We proposed a method to reduce redundancy in the 40 million prokaryotic proteins in the NCBI Microbial Genomes database. Protein clusters were created at the level of clades (organisms grouped by similarity at the species level) and the most conserved clusters were merged between the clades. Highly conserved proteins, for example those involved in cellular machinery, are conserved across taxa. Other proteins are highly conserved within well-studied large clades, for example human pathogens with extensive sequence data. This method has allowed a substantial reduction in redundancy within the microbial protein database.

The developed multilevel approach utilizing the in-clade clustering procedure, subsequent selection of clustroids, and organizing them into seed global clusters provides a robust representation and high rate of compression. Seed protein clusters are efficiently extended by adding related proteins. Extended seed clusters include a significant part of the data and represent all major known cell machinery. Medium-size extended seed clusters could be either organized in wider clusters (super-clusters) or linked together if they are related.
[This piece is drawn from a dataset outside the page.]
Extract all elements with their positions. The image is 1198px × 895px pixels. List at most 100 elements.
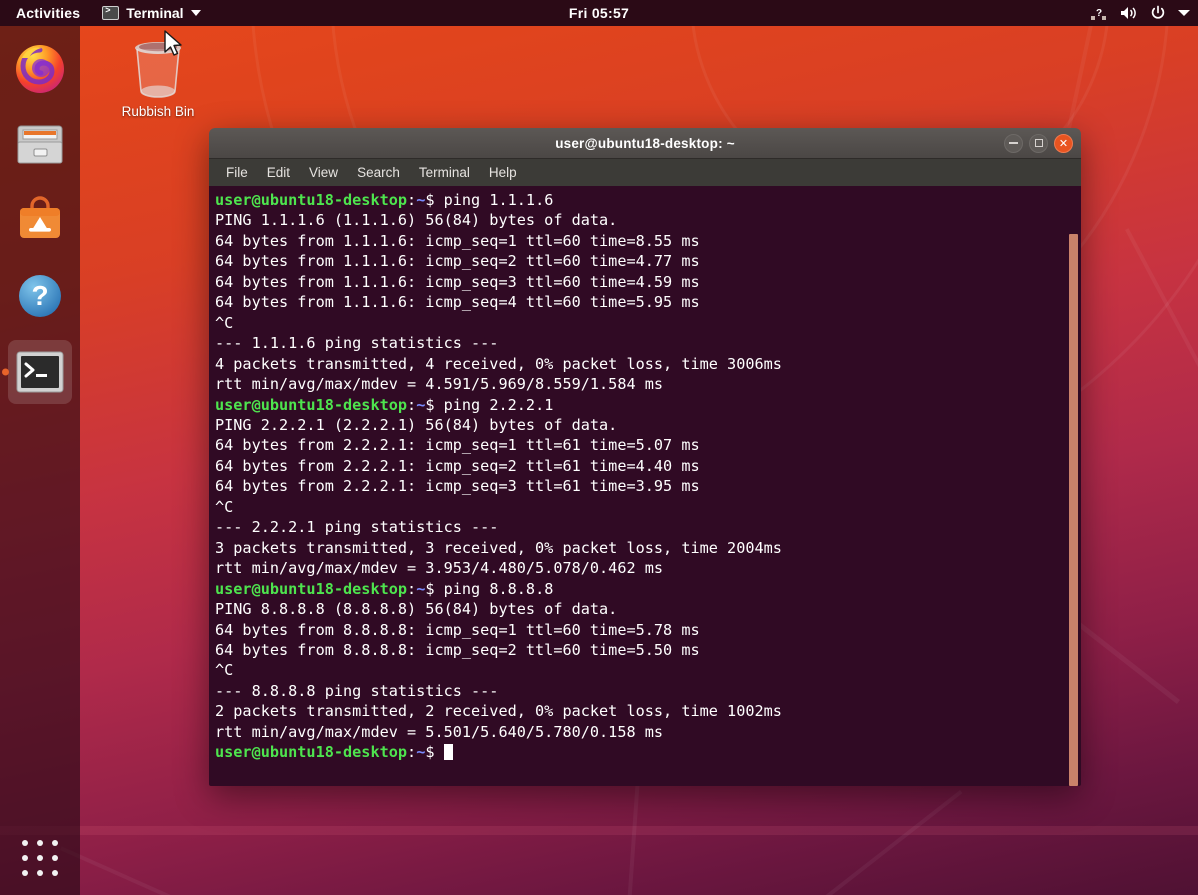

The remaining part of the protein dataset, known in the network theory as network periphery, comes from either non-conservative (unique) or rapidly evolving proteins, or from rare genomes, or resulting from low-quality annotations, requires significant computational resources to be processed in the clustering procedure, and results in a large number of questionable clusters. We propose filtering strategies limiting the protein dataset included in global clustering. The excluded proteins can be related as neighbors to the core clustering data through the links.

Conclusion

The proposed method allows the analysis the relevant data at different levels of details and eliminating data redundancy while keeping biologically interesting variations.